ABİDİN YAĞMUR
Mersin/Aydıncık kıyılarında kurulmak istenen 34 balık çiftliğinin, 680 bin insanın foseptiğine eşdeğer bir kirlilik yaratacağını ifade eden Yıldız, “Bu ülkede aslında bazı konularda yasal problem yok. Mesela çiftliklerin kurulması konusunda ve bunların nasıl ruhsatlandırılacağına ilişkin bir problem yok. Bizdeki problem şu. Kurumları o kadar çok siyasallaştırdık ki kurumlar bir hukukla yönetildiğini unuttular. Yani siz eğitim kurumunu, sağlık kurumunu, ruhsat kurumunu, bilmem ne kurumunu bu kadar çok siyasallaştırırsanız, bu kadar çok siyasetin içine sokarsanız bir müddet sonra o kurumların kendisi bir hukuk dairesi çerçevesi içerisinde davranmak zorunda olduklarını unutuyorlar. Bir siyaset kurumunun çerçevesinde, dairesinde davranmak zorunda olduklarını zannediyorlar. Dolayısıyla bu balık çiftlikleri meselesi böyle bir şey.
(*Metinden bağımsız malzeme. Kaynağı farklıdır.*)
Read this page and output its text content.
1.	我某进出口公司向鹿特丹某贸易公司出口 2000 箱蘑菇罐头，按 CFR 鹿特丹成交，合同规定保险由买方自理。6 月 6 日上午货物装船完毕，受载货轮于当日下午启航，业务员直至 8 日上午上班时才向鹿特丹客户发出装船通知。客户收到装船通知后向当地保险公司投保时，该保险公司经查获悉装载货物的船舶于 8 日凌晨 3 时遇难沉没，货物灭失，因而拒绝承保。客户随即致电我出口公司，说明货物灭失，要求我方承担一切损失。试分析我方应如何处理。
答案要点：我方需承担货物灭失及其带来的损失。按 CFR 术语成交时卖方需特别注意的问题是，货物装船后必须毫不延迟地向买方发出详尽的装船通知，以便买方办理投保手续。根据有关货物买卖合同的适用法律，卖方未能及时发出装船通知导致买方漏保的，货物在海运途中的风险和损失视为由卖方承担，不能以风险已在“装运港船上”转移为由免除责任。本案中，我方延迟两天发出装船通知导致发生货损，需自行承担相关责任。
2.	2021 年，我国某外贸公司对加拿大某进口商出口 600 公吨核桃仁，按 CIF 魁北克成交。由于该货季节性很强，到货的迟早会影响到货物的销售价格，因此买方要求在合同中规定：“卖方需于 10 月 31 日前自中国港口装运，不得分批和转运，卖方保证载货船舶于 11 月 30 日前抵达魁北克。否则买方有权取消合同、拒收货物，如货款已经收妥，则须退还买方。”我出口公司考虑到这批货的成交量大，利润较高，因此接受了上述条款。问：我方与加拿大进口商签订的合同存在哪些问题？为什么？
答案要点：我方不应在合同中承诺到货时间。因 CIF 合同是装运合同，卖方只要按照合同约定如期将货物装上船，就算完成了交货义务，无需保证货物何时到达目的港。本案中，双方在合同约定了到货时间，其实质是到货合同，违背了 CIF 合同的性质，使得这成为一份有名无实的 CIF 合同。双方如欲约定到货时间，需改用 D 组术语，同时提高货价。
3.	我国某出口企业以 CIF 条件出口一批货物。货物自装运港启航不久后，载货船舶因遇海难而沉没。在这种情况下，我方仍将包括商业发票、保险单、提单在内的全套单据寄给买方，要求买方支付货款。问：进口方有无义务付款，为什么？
Dünyanın her yerinde var bu çiftliklerden. Bu ülkelerde böyle bir kirliliğe kesinlikle sebebiyet vermiyor. Ama biz bunu kanunda yazan şekilde ruhsatlandırmadığımız için, bunlara da göz yumduğumuz için, bu kurumları da siyasallaştırdığımız için bunlar bizim karşımıza bir problem olarak çıkmaya devam ediyor” dedi.
“DANA ADASININ DİBİNE BALIK ÇİFTLİĞİ KOYUYORUZ”
Balık çiftliklerinin kurulacağı alanlardan birini de Dana adası açıkları olduğunu, bölgenin tarihi ve doğal sit alanı olduğunu ifade eden Yıldız, “Normalde başka bölgede olsa gemiler belli hızın üzerine çıkamazlar. Ama gelip Dana adasının burnunun dibine balık çiftliği koyuyoruz. Tekrar söylüyorum. Bu balık çiftliklerinin tamamı realize olursa Mersin'de yaşayan insanın ürettiği foseptik kadar foseptik üretecekler. Bu kent bitirildi, deniz kirliliği açısından yaşanmaz bir şey olacak” dedi.